Alex and Me

A scientist, a bird, and an unexpected 30-year friendship.

Alex and Me By Irene M. Pepperberg HarperCollins 232 pp., $23.95

The day that Irene Pepperberg went to buy a bird to use for her experiment in avian language, she was determined to be very objective. So much so, in fact, that she refused to choose the bird herself.

Instead, she asked a pet store employee to pick one of the eight African Grey parrots in his store for her. As Pepperberg recalls in her memoir Alex and Me, the man “picked up a net, opened the cage door, and scooped up the most convenient bird he could reach.”

So began Pepperberg’s life with Alex, the avian genius who would help her to shatter human notions about the limits of animal intelligence.

During his 31 years with Pepperberg, Alex learned the words for more than 50 objects. He could identify seven colors and five shapes. He understood concepts like bigger or smaller, same or different, and he even grasped the more abstract notion of absence or “none.”

He also learned to use words to express his wants and needs, stating clearly, “Wanna go back” when he craved the quiet of his cage, or “Want a banana” when he was hungry. (And if you gave him a grape when he wanted a banana, Pepperberg recalls, he was likely to hurl the grape back at you.)

His feats were featured in magazine articles and on TV and Pepperberg, who is an associate research professor at Brandeis University near Boston and a teacher of animal cognition at Harvard University in Cambridge, Mass., wrote about Alex in papers presented at academic conferences.

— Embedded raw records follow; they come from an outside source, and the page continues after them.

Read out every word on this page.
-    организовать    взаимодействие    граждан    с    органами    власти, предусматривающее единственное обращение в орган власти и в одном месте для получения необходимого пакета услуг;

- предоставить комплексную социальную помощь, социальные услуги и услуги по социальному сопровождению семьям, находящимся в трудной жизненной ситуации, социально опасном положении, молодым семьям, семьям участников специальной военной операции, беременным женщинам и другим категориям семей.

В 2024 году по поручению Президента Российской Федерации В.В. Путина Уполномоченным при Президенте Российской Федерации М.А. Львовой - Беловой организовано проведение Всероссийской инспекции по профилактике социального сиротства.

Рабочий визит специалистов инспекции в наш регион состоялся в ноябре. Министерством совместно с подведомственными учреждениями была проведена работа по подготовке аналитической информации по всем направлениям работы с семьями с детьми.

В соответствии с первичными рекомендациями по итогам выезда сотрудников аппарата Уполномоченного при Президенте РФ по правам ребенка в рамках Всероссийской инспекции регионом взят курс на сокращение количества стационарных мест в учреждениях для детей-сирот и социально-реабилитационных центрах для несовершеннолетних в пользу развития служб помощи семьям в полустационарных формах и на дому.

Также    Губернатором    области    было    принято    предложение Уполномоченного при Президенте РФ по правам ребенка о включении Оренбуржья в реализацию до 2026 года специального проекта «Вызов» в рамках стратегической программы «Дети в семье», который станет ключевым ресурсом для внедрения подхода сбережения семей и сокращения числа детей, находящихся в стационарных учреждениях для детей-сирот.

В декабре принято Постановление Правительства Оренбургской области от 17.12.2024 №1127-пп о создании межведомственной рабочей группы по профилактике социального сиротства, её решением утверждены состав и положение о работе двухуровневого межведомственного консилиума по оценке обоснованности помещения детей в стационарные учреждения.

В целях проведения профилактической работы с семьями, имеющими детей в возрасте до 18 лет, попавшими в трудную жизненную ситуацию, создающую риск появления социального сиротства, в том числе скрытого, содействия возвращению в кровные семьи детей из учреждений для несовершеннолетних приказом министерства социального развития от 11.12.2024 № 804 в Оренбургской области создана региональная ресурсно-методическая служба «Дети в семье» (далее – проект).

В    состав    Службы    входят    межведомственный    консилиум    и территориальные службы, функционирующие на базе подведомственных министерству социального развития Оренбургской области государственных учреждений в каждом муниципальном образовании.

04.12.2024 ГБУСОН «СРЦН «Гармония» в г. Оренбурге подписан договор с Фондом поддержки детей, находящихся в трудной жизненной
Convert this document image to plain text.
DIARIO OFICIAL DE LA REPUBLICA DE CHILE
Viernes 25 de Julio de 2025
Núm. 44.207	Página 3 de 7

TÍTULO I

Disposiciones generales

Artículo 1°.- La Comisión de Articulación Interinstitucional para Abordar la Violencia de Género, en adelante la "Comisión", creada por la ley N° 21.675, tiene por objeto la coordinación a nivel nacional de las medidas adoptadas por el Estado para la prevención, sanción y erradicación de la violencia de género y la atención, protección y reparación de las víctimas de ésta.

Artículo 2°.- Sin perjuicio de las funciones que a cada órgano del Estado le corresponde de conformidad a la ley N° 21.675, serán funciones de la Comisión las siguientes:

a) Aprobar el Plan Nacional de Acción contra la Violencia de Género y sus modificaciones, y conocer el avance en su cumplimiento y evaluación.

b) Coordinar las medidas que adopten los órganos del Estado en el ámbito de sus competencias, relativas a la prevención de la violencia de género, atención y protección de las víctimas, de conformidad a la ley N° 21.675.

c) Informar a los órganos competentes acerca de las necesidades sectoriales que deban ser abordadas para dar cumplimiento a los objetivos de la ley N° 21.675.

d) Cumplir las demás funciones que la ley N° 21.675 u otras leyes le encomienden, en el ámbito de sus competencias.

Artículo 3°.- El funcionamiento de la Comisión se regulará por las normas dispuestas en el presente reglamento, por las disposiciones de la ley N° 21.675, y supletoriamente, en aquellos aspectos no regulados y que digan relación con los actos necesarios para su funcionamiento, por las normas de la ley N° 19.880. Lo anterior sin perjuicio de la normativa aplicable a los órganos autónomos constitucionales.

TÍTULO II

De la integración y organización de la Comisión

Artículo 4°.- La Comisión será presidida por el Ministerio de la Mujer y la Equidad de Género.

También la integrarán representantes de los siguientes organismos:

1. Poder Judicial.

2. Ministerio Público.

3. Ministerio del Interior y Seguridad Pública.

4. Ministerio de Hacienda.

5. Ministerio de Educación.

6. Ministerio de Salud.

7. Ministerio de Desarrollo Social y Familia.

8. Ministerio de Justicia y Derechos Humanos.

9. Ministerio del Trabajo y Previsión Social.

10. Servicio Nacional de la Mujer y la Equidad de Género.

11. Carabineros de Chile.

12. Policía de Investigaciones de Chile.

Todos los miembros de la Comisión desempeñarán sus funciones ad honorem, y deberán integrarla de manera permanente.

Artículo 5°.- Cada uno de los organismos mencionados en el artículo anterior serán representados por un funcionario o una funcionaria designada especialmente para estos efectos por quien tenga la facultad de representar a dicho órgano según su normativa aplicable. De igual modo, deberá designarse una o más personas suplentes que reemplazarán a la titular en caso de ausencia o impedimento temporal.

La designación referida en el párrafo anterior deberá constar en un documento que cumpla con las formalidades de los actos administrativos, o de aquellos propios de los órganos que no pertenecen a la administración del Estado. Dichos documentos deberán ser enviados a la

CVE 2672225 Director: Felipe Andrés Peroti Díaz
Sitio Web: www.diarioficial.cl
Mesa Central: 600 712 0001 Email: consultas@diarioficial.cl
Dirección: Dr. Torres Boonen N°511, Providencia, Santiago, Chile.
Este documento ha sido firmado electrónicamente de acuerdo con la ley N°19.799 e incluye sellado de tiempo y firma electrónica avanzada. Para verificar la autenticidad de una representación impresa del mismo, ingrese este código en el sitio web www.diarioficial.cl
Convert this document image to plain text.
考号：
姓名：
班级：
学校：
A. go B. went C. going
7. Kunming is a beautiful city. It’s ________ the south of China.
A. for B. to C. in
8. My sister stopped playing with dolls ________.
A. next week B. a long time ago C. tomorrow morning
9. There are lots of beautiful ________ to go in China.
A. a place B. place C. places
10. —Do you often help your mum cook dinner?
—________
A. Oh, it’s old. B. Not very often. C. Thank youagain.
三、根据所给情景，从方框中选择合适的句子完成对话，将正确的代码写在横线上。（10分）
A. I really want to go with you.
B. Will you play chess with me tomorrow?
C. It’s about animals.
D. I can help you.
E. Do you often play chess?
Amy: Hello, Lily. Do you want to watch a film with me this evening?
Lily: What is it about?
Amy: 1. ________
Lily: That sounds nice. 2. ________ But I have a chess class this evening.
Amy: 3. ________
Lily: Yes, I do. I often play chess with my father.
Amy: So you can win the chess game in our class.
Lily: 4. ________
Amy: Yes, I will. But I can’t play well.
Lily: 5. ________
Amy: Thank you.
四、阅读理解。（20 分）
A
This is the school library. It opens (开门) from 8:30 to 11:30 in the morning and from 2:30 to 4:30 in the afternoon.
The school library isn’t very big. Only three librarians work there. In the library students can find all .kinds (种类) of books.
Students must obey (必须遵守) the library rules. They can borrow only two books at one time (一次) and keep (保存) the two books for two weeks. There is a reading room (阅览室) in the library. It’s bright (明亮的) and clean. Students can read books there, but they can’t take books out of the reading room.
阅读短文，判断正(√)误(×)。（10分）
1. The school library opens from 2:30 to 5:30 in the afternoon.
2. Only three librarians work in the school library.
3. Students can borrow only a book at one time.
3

But it was only when he died unexpectedly at the age of 31 (African Grey parrots generally live at least 20 years longer) and tributes sprang up around the world that Pepperberg fully grasped what she and Alex had achieved together.

As Diane Sawyer put it on “Good Morning America” as she announced Alex’s passing, Alex and Pepperberg opened “new vistas on what animals can do.”

It all began, however, much more quietly.

Pepperberg starts her book with her lonely childhood in New York City. Her father was often too busy for her but, fortunately, he did manage to find time to buy her a parakeet. That “little bundle of green feathers” became Pepperberg’s most beloved companion.

As she grew, Pepperberg excelled at school, particularly in the sciences. Eventually she went off to study at MIT, where she shared her dorm room with (of course) a pet bird. Theoretical chemistry became her field and she went on to graduate studies at Harvard.

Then, one night she and her husband saw a television program on public TV about animal intelligence. Suddenly, Pepperberg had a “Eureka” moment in which she knew this was meant to be her field.

But she had chosen a difficult path. At the time, she writes, “received scientific wisdom ... insisted that animals were little more than robotic automatons, mindlessly responding to stimuli in their environments.”

And throughout her career, Pepperberg has struggled both for funding and respect for her work. “You might think that an MIT- and Harvard-trained scientist working at various universities would be given a certain amount of deference, but as a woman working with a bird, I found it was sometimes the opposite,” she writes.

Despite the obstacles, however, Pepperberg spent three decades working with Alex, using a dual-trainer system for teaching Alex (his name meant “Avian Language Experiment”) human language.

It wasn’t all work. Pepperberg and Alex spent eight hours a day together and, as much as she strove for scientific detachment, the two developed a high degree of intimacy. Alex, who had a mischievous, assertive personality, yearned to have his head tickled (and blushed pink when Pepperberg would do so.) He also loved to tear paper, eat cake (which he named “yummy bread”), and dance to The Mamas and the Papas. (He adored classical music as well – only Haydn’s cello concerto could calm him during a storm.)

When Pepperberg acquired other African Greys and began teaching them language as well, Alex became a bossy older brother, shouting out the answers before they could, or admonishing them, “You’re wrong.... Say better!”

Alex died “at the height of his powers,” writes Pepperberg. His powers, apparently, had included his ability – despite her quest for detachment – to win Pepperberg’s love.

“The sense of loss, grief, and desertion that tore viscerally at my heart and soul at the passing of my one-pound colleague and companion of three decades was of a degree and intensity I had never anticipated,” she writes. “I had never felt such pain nor shed more tears. And hope never to again.”

“Alex and Me” may bring you to tears as well but it will also charm and amaze you. As soon as you close its covers you’ll be on YouTube hunting out video clips of Alex at work. For the moment, that’s all we have of Alex – at least, until the next bird comes along able to pick up where he left off.

Marjorie Kehe is the Monitor’s book editor.